Among the local churches he helped, Smith organized a Spanish-language congregation at Coral Way United Methodist, which, for a time, boasted the largest Hispanic congregation in the conference in Florida, his daughter said.
“That is how I got introduced to Cuban food,” Elizabeth Smith said, chuckling. “They would have monthly dinners after church on Sundays to which we were invited because we were the minister’s family and it was great.”
At the 122-year-old Grace United Methodist Church in Lemon City, Smith helped organize its Haitian congregation in the mid-1980s.
“My dad was a huge influence on me,” said Smith, a hospice and palliative nurse in Brooklyn. “He really raised me to be open to all kinds of people.”

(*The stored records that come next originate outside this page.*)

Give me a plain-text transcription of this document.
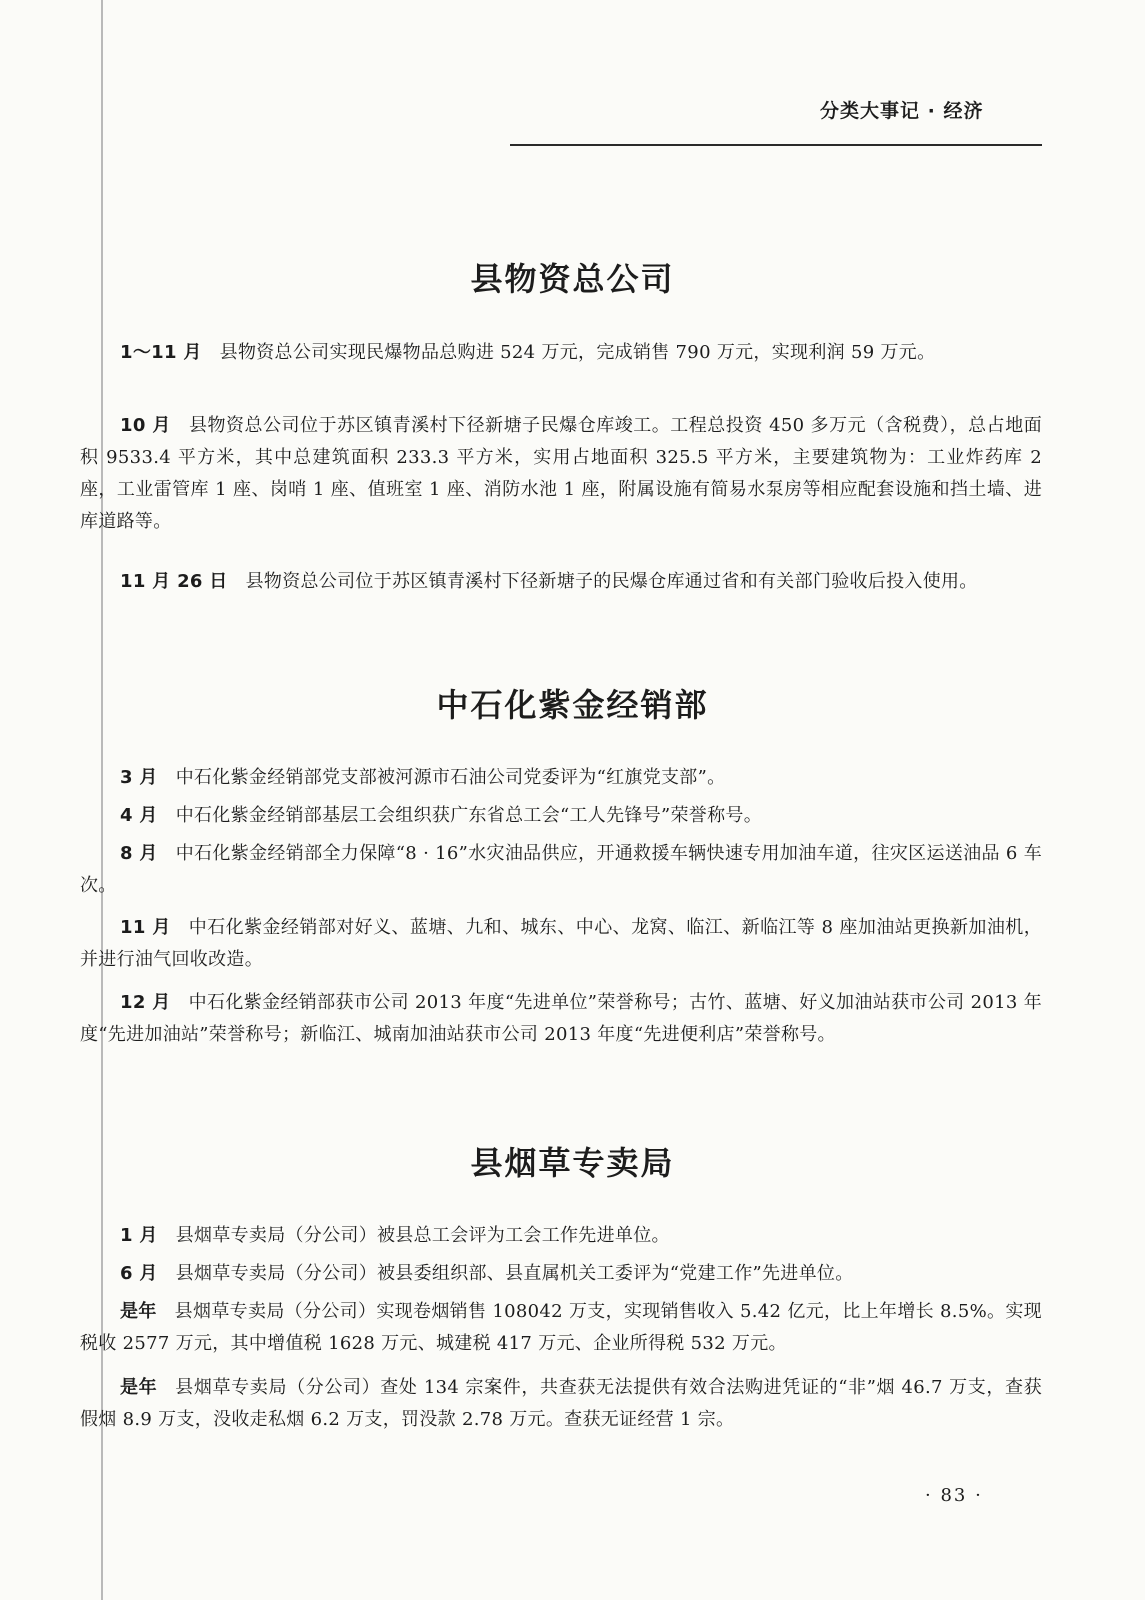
分类大事记 · 经济
县物资总公司

1～11 月 县物资总公司实现民爆物品总购进 524 万元，完成销售 790 万元，实现利润 59 万元。

10 月 县物资总公司位于苏区镇青溪村下径新塘子民爆仓库竣工。工程总投资 450 多万元（含税费），总占地面积 9533.4 平方米，其中总建筑面积 233.3 平方米，实用占地面积 325.5 平方米，主要建筑物为：工业炸药库 2 座，工业雷管库 1 座、岗哨 1 座、值班室 1 座、消防水池 1 座，附属设施有简易水泵房等相应配套设施和挡土墙、进库道路等。

11 月 26 日 县物资总公司位于苏区镇青溪村下径新塘子的民爆仓库通过省和有关部门验收后投入使用。

中石化紫金经销部

3 月 中石化紫金经销部党支部被河源市石油公司党委评为“红旗党支部”。

4 月 中石化紫金经销部基层工会组织获广东省总工会“工人先锋号”荣誉称号。

8 月 中石化紫金经销部全力保障“8 · 16”水灾油品供应，开通救援车辆快速专用加油车道，往灾区运送油品 6 车次。

11 月 中石化紫金经销部对好义、蓝塘、九和、城东、中心、龙窝、临江、新临江等 8 座加油站更换新加油机，并进行油气回收改造。

12 月 中石化紫金经销部获市公司 2013 年度“先进单位”荣誉称号；古竹、蓝塘、好义加油站获市公司 2013 年度“先进加油站”荣誉称号；新临江、城南加油站获市公司 2013 年度“先进便利店”荣誉称号。

县烟草专卖局

1 月 县烟草专卖局（分公司）被县总工会评为工会工作先进单位。

6 月 县烟草专卖局（分公司）被县委组织部、县直属机关工委评为“党建工作”先进单位。

是年 县烟草专卖局（分公司）实现卷烟销售 108042 万支，实现销售收入 5.42 亿元，比上年增长 8.5%。实现税收 2577 万元，其中增值税 1628 万元、城建税 417 万元、企业所得税 532 万元。

是年 县烟草专卖局（分公司）查处 134 宗案件，共查获无法提供有效合法购进凭证的“非”烟 46.7 万支，查获假烟 8.9 万支，没收走私烟 6.2 万支，罚没款 2.78 万元。查获无证经营 1 宗。

· 83 ·
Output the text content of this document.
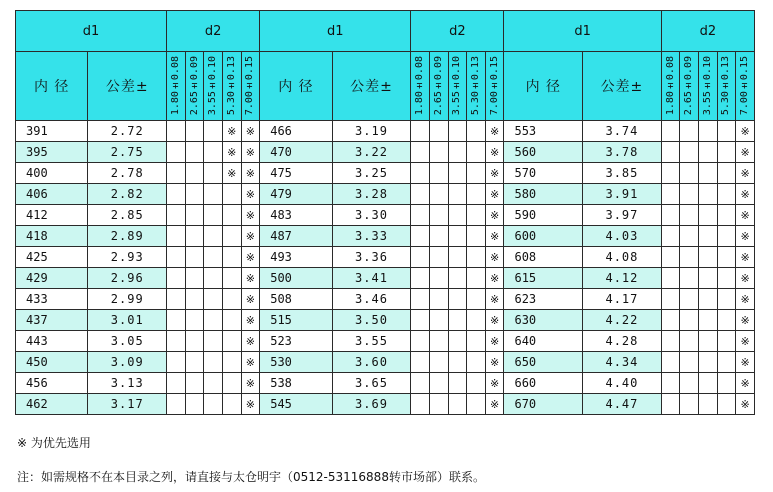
d1		d2					d1		d2					d1		d2				
内 径	公差±	1.80±0.08	2.65±0.09	3.55±0.10	5.30±0.13	7.00±0.15	内 径	公差±	1.80±0.08	2.65±0.09	3.55±0.10	5.30±0.13	7.00±0.15	内 径	公差±	1.80±0.08	2.65±0.09	3.55±0.10	5.30±0.13	7.00±0.15

391	2.72				※	※	466	3.19					※	553	3.74					※
395	2.75				※	※	470	3.22					※	560	3.78					※
400	2.78				※	※	475	3.25					※	570	3.85					※
406	2.82					※	479	3.28					※	580	3.91					※
412	2.85					※	483	3.30					※	590	3.97					※
418	2.89					※	487	3.33					※	600	4.03					※
425	2.93					※	493	3.36					※	608	4.08					※
429	2.96					※	500	3.41					※	615	4.12					※
433	2.99					※	508	3.46					※	623	4.17					※
437	3.01					※	515	3.50					※	630	4.22					※
443	3.05					※	523	3.55					※	640	4.28					※
450	3.09					※	530	3.60					※	650	4.34					※
456	3.13					※	538	3.65					※	660	4.40					※
462	3.17					※	545	3.69					※	670	4.47					※
※ 为优先选用
注：如需规格不在本目录之列，请直接与太仓明宇（0512-53116888转市场部）联系。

When she came out to her parents around 1980, her father quickly joined the PFLAG family and ally organization. “One of my favorite photographs is him marching in New York with me, carrying a sign that says, ‘We Love Our Gay Children.’ My friends at the time were so much in awe that he would do that and so jealous, too. To me, it was like no big deal because he marched for everything. This was par for the course.”
In addition to his wife and children, the Rev. Smith is survived by stepchildren Matthew Hill and Allyson Jayaweera and five grandchildren. A memorial service will be held at 10:30 a.m. Saturday at Riviera Presbyterian Church, 5275 Sunset Dr., Miami-Dade.